I'm not sure what to make of Halifax's behavior. :? The other night while I was sleeping I felt this really sharp pain right between my neck and shoulder and there Halifax was... chomping down on me. :roll: 

This isn't the first time he has bitten me there either. I was sitting down on one of our couches and he just came up to me... looked like he was hugging me and bit me the exact same way.

I'm starting to think that it's his way of showing everyone that I'm his pet human or something. :lol: The first time I was petting Kiley... the second time I was sleeping next to my husband in a bed too small Hali to sleep next to me. Is this jealous behavior or what? I'm not sure if it is it or not... or if he is just be squirly.


----------



## doodlebug (May 13, 2006)

When I come home from the hairdresser Callie will get up on the back of the couch and rub her face on my head and then bite my head (sometimes way too hard). I believe it must have to do with one of the scents of the products that they use. Not sure if she likes the scent or if she's trying to mark me because I no longer smell like her mama. Are you using a perfume or cream in that area that might be causing a similar reaction?

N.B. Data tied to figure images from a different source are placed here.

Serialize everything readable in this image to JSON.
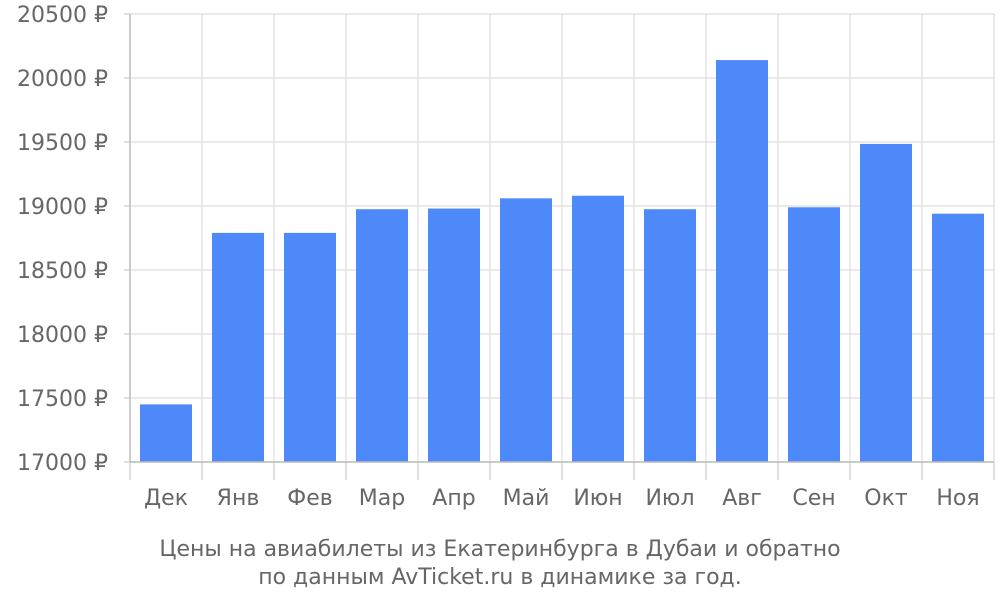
{
  "chart_data": {
    "type": "bar",
    "categories": [
      "Дек",
      "Янв",
      "Фев",
      "Мар",
      "Апр",
      "Май",
      "Июн",
      "Июл",
      "Авг",
      "Сен",
      "Окт",
      "Ноя"
    ],
    "series": [
      {
        "values": [
          17450,
          18790,
          18790,
          18975,
          18980,
          19060,
          19080,
          18975,
          20140,
          18990,
          19485,
          18940
        ],
        "color": "#4d89f9"
      }
    ],
    "ylim": [
      17000,
      20500
    ],
    "yticks": [
      17000,
      17500,
      18000,
      18500,
      19000,
      19500,
      20000,
      20500
    ],
    "ytick_labels": [
      "17000 ₽",
      "17500 ₽",
      "18000 ₽",
      "18500 ₽",
      "19000 ₽",
      "19500 ₽",
      "20000 ₽",
      "20500 ₽"
    ],
    "grid": true,
    "caption": [
      "Цены на авиабилеты из Екатеринбурга в Дубаи и обратно",
      "по данным AvTicket.ru в динамике за год."
    ]
  }
}
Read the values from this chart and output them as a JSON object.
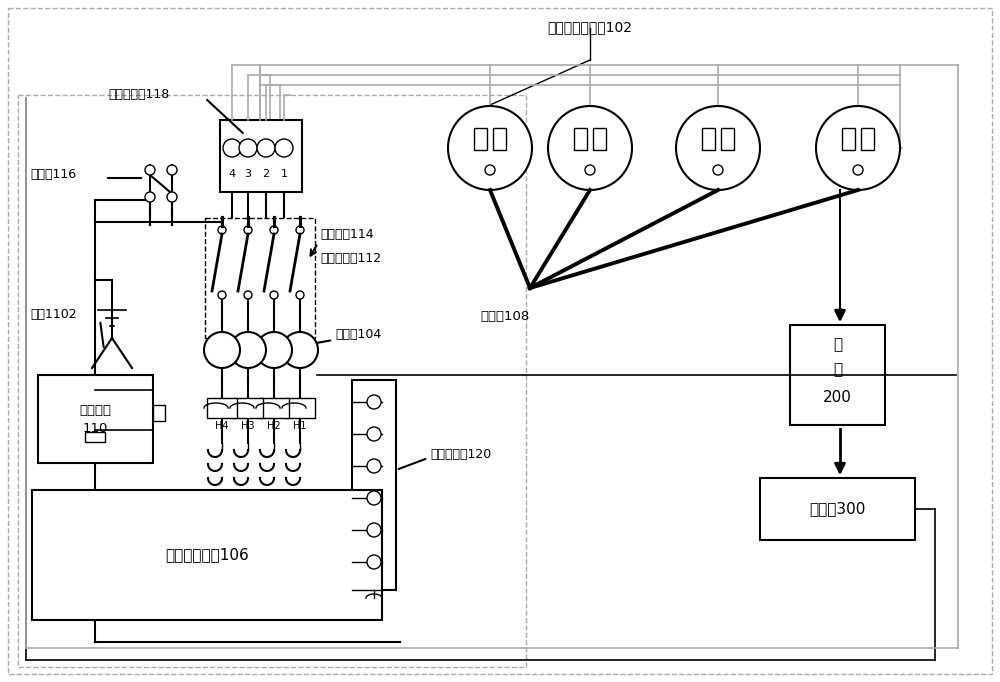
{
  "bg_color": "#ffffff",
  "lc": "#000000",
  "gc": "#aaaaaa",
  "figsize": [
    10.0,
    6.82
  ],
  "dpi": 100,
  "labels": {
    "ev_port": "电动车充电端口102",
    "id_code": "标识码108",
    "terminal_top": "终",
    "terminal_mid": "端",
    "terminal_num": "200",
    "server": "服务器300",
    "main_switch": "总开关116",
    "antenna": "天线1102",
    "comm_module_1": "通信模块",
    "comm_module_2": "110",
    "first_socket": "第一接线座118",
    "air_switch": "空气开关114",
    "leakage": "漏电保护器112",
    "transformer": "互感器104",
    "central": "中控系统模块106",
    "second_socket": "第二接线座120"
  }
}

Or maybe he's just a vampire.... :lol: :lol: :lol:


----------



## zippy96444 (Mar 7, 2006)

Mango does that sometimes. I really think it is an I love you, you are mine thng. It seems to happen when I am loving on him. It seems he gets overly stimulated and does it. Sometimes when I am holding him, I can tell just by his posture and eyes when he is going to do it.


----------



## hallie_love (Sep 5, 2005)

My 1-year old (today!) Hallie constantly jumps up on both my shoulders and my boyfriends shoulders and lays right across them, and about half the time ends up chomping down on us too! she's the most affectionate cat in the world so i know it's not her just being mean ... hm ... i'd really like to know why this happens too!


----------



## Sheemie (May 21, 2006)

That happened with my kitten too. I kept a spray bottle next to my bed and whenever he did it I spritzed him, he stopped in two days!


----------



## gizmocat (May 22, 2006)

*air power*

Gizmo will sometimes try to give me a nip when she sits on my lap. This is generally a sign of overstimulation. I say "No" and if she keeps doing it, she is put on another chair. 
If your cat is in your face and chomping on your neck, blow a short sharp puff of air in his face.
Cats _hate_ that and best of all, you don't have to get up and get a water bottle. The chastisement is immediate and he should get the message very quickly that you don't tolerate that behaviour.


----------